HISPANIC: The Weekend Interview with Juan Rangel: The Masters of Hispanic Destiny – WSJ.com
The Masters of Hispanic Destiny
‘Do we want to be the next victimized minority group, or do we want to be the next successful immigrant group?’
By DAVID FEITH
Fourteen months out, it’s a safe bet that Election 2012 won’t hinge on immigration. But with no major federal action on the issue since 1986, and Hispanics poised to be a much larger portion of America’s population by mid-century, immigration may decide Election 2016 or 2020. When that happens, look out for Juan Rangel.
Mr. Rangel, 45, probably won’t be atop a ticket, but his standing—and that of his ideas—will reveal much about the nature of Hispanic politics in America. In particular, they’ll signal whether this vibrant and growing demographic favors the sectarian identity politics of its highest-profile advocacy groups—or the alternative approach that Mr. Rangel has been cultivating quietly for 15 years.
According to Mr. Rangel—CEO of Chicago’s United Neighborhood Organization (UNO) and co-chair of Mayor Rahm Emanuel’s recent election campaign—the central question for Hispanics to answer as they grow in number and potential political influence is: “Do we want to be the next victimized minority group in America, or do we want to be the next successful immigrant group?”
This is a weighty question, especially given Mr. Rangel’s observation that for three decades the most powerful Hispanic organizations in the country—such as the Mexican American Legal Defense and Education Fund (Maldef) and the National Council of La Raza (“The Race”)—have, with the cooperation of the political class, empowered and enriched themselves by stressing the victimhood of Hispanics in American society. “I think we’re living in a very politically correct society that almost values victimization,” Mr. Rangel laments.
What’s more, he explains, the leaders who built these Hispanic organizations modeled them on the 1960s civil-rights movement of African-Americans. This was understandable, Mr. Rangel argues, but gravely mistaken.
“Hispanics haven’t endured the same suffering and struggles of the African-American community,” he says. Hispanics’ “struggles are different. Their struggles come from a desire to get ahead and leaving their nation and coming to a new land. And those are tough things, but there’s no way that you can compare that struggle to the struggles of slavery and Jim Crow and Reconstruction. There’s just no comparison.”

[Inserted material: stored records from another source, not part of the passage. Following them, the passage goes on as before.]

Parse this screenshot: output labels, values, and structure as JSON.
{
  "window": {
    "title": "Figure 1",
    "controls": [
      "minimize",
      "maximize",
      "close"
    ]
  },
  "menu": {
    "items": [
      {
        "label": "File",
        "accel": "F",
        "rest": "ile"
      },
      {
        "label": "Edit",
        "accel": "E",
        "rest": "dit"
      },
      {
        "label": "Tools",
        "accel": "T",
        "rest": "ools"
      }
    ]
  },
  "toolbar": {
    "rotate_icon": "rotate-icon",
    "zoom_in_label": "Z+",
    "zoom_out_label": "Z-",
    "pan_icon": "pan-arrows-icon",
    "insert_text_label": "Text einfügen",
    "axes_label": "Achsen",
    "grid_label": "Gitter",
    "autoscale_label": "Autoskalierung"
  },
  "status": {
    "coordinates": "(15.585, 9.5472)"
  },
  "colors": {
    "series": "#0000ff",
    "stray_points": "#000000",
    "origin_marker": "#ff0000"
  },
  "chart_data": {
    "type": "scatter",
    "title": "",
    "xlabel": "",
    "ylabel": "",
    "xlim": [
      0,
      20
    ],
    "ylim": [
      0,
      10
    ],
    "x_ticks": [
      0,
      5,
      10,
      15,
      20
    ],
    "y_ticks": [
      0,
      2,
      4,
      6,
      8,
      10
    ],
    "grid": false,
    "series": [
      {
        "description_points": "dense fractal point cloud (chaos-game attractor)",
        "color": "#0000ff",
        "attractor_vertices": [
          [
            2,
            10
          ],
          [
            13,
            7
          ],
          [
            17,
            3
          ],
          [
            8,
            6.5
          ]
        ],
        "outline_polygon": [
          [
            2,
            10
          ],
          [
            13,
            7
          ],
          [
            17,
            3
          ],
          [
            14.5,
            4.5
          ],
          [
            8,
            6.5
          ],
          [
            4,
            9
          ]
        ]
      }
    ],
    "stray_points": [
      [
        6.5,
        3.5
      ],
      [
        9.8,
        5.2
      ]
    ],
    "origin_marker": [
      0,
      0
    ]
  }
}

No matter to politicos—they’ve bought into this narrative in legions. “Democrats are so intent on making Hispanics the next victimized minority seeking entitlement programs and all that, that the Republicans are starting to believe it!” exclaims Mr. Rangel. “And they’re wrong on both ends. This is a great community that’s poised to do great things—but you gotta challenge it. Don’t pander to it.”
That’s the essence of Mr. Rangel’s message, and answering the call is the mission of UNO, which he has led since 1996. Inspired by the community organizing philosophy of left-wing theorist Saul Alinsky, UNO got its start tapping the latent power in the small Hispanic-Catholic churches of 1980s Chicago. Its premise today is that Hispanics in the U.S. are masters of their own destinies, responsible for their affairs good and bad, and duty-bound to invest in American civic life.